Le referenze contano solo se comparabili: aziende della tua dimensione, con produzione simile alla tua, possibilmente nel tuo settore. Chiedi due nomi e una visita. Un’ora in un’officina che usa il sistema da un anno vale più di qualunque demo: guarda se gli operatori lo usano davvero, chiedi cosa rifarebbero diversamente, quanto è durato l’avviamento rispetto al promesso. La riluttanza a fornire referenze visitabili è un dato, e non è neutro. Attenzione anche al caso opposto: referenze prestigiose ma di aziende dieci volte più grandi della tua dicono poco, perché un progetto MES da grande impresa ha team dedicati e budget che una PMI non replica. Il contesto aiuta: come racconta il nostro articolo sui dati ISTAT sulla digitalizzazione, la distanza tra dotarsi di un software e usarlo davvero è il problema più diffuso tra le PMI italiane.
Quinta domanda: i dati restano miei se cambio fornitore?
Il MES accumula in pochi anni un patrimonio: tempi reali di produzione, cause di fermo, rese per articolo. Chiedi in che formato puoi esportare tutto, in qualunque momento, senza costi aggiuntivi, e cosa prevede il contratto alla disdetta. La risposta va nel contratto, non nelle rassicurazioni verbali. Un fornitore che rende difficile uscire sta dicendo qualcosa su come ti tratterà da cliente.
Come si mette in fila tutto questo?
In pratica:
- Parti dal problema, non dal prodotto. Scrivi le tre domande a cui l’officina oggi non sa rispondere: sono il tuo capitolato minimo, e il metro per giudicare le demo.
- Fai le cinque domande a tutti i fornitori in gara, per iscritto, e confronta le risposte scritte: le differenze diventano evidenti da sole.

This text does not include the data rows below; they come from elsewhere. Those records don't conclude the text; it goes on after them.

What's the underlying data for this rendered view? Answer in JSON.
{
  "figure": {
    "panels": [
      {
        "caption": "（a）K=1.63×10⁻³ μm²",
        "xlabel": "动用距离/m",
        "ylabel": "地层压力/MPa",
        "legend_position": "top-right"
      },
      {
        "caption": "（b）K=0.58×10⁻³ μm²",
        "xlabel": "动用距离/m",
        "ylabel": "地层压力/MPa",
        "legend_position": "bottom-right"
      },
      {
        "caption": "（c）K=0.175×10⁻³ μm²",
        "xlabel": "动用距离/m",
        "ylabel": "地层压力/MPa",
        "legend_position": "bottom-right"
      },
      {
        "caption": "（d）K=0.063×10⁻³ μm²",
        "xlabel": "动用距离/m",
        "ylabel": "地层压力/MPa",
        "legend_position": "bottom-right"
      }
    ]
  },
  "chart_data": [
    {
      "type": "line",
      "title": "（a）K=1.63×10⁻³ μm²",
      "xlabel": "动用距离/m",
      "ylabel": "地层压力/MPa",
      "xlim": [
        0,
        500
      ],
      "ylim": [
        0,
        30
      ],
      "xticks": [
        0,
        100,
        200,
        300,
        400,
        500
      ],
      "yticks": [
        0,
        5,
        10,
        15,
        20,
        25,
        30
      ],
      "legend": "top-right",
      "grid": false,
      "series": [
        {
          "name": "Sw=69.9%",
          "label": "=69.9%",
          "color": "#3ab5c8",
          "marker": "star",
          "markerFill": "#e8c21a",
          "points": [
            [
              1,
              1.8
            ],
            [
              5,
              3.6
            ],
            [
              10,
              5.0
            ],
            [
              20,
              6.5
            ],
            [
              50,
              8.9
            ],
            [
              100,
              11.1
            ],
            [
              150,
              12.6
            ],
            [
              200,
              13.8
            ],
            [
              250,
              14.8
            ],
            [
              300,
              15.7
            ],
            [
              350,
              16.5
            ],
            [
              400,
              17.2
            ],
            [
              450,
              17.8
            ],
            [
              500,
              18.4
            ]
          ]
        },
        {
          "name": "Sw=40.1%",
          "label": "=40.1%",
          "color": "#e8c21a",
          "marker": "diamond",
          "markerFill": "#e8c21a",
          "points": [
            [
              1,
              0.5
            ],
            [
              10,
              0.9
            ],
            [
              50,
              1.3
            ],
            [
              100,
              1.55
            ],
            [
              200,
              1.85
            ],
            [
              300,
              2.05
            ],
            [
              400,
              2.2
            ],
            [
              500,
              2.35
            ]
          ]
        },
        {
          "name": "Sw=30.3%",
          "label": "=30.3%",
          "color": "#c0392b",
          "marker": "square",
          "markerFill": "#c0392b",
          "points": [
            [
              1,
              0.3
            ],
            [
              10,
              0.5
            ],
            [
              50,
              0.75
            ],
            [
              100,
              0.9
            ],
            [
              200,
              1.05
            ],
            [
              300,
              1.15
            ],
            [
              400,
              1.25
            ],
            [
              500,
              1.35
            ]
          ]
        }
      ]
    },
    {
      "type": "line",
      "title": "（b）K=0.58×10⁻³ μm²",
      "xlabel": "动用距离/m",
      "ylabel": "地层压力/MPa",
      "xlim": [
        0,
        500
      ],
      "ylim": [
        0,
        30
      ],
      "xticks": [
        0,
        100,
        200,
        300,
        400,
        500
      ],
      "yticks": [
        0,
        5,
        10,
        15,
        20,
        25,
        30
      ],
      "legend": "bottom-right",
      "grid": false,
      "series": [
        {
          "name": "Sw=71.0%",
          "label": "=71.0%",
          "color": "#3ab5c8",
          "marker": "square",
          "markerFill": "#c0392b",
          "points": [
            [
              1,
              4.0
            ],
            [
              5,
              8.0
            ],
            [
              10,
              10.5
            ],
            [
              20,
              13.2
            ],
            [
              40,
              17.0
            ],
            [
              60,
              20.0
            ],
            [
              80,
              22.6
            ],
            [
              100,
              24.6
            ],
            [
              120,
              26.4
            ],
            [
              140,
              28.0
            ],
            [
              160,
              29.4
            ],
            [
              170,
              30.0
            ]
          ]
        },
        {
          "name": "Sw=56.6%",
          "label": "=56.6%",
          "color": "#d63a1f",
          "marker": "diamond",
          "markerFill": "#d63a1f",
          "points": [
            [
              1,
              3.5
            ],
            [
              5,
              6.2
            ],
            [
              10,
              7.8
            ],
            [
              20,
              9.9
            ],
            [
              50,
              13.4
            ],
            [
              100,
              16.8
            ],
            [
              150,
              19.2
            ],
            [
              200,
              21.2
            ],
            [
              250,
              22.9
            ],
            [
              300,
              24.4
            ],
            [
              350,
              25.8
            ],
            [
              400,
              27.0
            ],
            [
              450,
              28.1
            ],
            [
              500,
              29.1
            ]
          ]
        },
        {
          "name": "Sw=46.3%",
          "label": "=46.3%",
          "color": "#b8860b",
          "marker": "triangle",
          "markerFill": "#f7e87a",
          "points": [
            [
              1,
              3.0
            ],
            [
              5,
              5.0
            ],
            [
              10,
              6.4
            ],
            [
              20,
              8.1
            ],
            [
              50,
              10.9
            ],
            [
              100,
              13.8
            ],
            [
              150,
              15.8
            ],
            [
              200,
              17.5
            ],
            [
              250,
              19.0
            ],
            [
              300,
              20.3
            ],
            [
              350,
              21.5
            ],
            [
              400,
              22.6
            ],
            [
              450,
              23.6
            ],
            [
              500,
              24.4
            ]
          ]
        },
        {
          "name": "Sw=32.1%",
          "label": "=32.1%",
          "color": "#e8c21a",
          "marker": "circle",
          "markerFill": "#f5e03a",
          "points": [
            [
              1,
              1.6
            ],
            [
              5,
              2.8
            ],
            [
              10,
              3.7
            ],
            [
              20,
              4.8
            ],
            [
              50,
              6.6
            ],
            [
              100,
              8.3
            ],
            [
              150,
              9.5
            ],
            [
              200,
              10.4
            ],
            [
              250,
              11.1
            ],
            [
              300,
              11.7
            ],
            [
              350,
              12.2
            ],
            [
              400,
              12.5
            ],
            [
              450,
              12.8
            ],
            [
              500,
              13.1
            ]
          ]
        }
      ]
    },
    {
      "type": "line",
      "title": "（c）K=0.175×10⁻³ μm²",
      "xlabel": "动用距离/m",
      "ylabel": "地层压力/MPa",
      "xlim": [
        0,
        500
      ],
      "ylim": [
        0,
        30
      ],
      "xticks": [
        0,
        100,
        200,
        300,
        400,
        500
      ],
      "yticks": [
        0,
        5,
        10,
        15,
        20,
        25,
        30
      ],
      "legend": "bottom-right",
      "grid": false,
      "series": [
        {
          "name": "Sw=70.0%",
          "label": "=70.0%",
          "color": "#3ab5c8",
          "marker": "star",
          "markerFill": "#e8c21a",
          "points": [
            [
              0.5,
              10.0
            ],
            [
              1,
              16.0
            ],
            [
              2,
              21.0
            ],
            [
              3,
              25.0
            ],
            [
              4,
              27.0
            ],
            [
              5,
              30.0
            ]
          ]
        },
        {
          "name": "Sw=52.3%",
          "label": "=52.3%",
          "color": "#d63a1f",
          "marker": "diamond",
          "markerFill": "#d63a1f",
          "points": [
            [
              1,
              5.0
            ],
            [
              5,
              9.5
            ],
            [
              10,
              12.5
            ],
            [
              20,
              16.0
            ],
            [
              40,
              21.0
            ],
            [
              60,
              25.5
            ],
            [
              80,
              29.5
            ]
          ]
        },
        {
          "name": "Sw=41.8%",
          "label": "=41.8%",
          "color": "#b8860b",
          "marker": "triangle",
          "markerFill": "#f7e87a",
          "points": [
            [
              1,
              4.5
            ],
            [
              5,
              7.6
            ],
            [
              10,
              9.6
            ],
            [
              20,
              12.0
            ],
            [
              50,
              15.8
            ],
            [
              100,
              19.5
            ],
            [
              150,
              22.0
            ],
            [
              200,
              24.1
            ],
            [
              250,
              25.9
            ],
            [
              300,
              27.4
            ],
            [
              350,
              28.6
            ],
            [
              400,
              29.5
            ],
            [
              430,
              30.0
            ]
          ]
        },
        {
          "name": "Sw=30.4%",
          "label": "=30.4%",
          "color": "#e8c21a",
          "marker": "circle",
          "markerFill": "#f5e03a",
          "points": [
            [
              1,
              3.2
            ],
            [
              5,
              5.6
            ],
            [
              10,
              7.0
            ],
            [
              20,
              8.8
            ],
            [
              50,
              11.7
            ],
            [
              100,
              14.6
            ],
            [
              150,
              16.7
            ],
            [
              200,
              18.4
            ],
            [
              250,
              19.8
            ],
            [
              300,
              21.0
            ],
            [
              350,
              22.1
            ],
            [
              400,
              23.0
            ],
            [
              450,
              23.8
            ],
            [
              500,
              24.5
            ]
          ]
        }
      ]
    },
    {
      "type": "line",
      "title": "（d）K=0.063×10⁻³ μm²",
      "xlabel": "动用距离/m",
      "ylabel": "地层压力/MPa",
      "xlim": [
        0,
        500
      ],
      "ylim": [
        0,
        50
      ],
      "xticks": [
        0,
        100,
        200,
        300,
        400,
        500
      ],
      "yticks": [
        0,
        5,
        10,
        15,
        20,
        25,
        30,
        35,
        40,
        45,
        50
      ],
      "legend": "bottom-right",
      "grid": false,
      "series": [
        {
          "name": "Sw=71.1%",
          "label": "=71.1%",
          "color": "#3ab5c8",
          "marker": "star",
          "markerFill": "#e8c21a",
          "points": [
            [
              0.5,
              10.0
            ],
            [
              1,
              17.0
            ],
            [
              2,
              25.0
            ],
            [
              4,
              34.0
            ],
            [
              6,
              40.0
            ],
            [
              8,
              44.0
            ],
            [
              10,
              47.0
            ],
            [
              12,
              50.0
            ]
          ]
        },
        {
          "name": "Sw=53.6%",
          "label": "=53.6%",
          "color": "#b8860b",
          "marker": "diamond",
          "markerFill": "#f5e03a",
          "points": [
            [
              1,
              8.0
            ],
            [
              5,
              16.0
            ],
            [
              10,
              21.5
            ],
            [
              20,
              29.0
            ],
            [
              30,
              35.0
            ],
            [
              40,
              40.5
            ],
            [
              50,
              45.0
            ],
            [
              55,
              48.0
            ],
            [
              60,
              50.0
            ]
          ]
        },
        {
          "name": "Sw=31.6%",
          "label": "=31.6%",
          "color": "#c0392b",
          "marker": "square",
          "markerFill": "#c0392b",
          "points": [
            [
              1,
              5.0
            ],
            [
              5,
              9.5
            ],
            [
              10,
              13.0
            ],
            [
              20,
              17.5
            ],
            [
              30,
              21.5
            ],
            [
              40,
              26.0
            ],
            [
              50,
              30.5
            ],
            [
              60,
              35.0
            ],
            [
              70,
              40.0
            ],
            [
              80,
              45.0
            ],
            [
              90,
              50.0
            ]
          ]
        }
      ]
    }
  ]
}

- Parti piccolo. Un reparto pilota, poche causali di fermo, obiettivi misurabili a sei mesi: l’estensione al resto dell’officina si finanzia con i risultati del pilota. È la stessa logica di ingresso graduale che vale per la robotica, come abbiamo raccontato nella guida su quanto costa davvero un cobot.
Disclaimer: per la parte fiscale sugli incentivi verifica ogni valutazione con il tuo commercialista sui testi ufficiali linkati.